В вознаграждение Бэр попросил въездную визу в Израиль. Откинутый в Польшу рикошетом после подаренного судьбой британского отрочества, единственный уцелевший еврей из расстрелянного местечка, имевший уже отказ в палестинской визе, Бэр знал, что это его шанс все-таки попасть на мифическую родину предков, куда он и стремился, и в то же время опасался ее.

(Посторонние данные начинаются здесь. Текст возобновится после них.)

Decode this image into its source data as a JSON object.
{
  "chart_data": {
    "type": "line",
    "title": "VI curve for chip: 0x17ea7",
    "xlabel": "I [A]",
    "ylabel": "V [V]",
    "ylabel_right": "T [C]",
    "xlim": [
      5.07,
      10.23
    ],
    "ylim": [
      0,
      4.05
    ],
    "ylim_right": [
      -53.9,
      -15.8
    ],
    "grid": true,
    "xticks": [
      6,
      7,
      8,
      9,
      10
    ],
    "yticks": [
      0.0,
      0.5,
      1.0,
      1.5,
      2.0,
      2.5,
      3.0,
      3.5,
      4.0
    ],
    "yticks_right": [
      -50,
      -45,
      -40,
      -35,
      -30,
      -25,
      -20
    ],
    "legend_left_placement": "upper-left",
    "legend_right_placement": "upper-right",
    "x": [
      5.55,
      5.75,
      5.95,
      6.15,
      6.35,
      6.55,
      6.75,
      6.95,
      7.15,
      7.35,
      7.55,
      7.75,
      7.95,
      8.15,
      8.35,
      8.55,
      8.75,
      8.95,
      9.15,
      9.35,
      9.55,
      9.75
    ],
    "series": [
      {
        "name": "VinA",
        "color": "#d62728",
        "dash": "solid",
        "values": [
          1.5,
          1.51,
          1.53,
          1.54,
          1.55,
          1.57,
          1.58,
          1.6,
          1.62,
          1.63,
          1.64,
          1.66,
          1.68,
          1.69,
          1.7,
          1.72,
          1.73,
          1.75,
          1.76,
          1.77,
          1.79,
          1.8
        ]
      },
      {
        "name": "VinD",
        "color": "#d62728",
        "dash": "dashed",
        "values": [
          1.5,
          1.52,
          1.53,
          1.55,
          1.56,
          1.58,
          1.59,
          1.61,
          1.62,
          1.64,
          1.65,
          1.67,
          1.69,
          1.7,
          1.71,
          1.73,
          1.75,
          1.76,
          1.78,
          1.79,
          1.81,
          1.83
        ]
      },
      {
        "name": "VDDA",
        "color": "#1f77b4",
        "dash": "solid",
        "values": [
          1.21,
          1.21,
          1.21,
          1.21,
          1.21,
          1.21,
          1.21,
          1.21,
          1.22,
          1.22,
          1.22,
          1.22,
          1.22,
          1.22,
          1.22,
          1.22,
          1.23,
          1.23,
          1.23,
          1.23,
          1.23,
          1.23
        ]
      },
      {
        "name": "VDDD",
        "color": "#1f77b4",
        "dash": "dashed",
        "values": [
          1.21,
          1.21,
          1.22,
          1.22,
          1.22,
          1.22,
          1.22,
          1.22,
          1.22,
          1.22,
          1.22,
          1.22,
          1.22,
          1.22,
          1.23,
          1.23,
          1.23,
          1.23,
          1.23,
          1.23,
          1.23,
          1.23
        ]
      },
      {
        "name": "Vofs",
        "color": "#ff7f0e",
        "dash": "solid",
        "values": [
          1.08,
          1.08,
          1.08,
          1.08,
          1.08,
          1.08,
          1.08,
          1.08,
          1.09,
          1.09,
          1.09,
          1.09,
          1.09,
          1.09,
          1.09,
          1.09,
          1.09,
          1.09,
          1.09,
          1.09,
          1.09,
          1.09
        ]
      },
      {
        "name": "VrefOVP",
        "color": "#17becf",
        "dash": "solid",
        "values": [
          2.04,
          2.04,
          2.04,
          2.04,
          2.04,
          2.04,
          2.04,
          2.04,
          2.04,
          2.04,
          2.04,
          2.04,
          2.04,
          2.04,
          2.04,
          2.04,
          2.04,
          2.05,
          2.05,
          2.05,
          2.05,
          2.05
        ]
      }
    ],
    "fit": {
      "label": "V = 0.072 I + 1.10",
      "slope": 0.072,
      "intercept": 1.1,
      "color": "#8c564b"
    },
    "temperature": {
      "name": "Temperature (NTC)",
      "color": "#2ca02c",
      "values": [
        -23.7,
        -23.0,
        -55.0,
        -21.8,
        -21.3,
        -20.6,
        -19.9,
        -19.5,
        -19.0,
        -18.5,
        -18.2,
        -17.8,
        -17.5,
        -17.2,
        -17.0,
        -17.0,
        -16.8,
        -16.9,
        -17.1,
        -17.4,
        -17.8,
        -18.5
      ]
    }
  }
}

Но главным потрясением был не пропуск в Израиль. Еще острее было чувство полета при переговорах с дипломатом. Бэр ощутил, как можно усилием убеждения заставить фразу взмыть со страниц замызганной брошюры с грифом «Не для печати», воспарить и осесть стаей горделивых букв на первых полосах мировых газет.
Он узнал лишь позднее, что в тот вечер Бармор вылетел в Вену и лично передал снимки начальнику израильской контрразведки Амосу Манору.
Еще через день текст лежал на столе Бен-Гуриона. Тот прочел и сказал: «Если это правда, через тридцать лет Советского Союза не будет».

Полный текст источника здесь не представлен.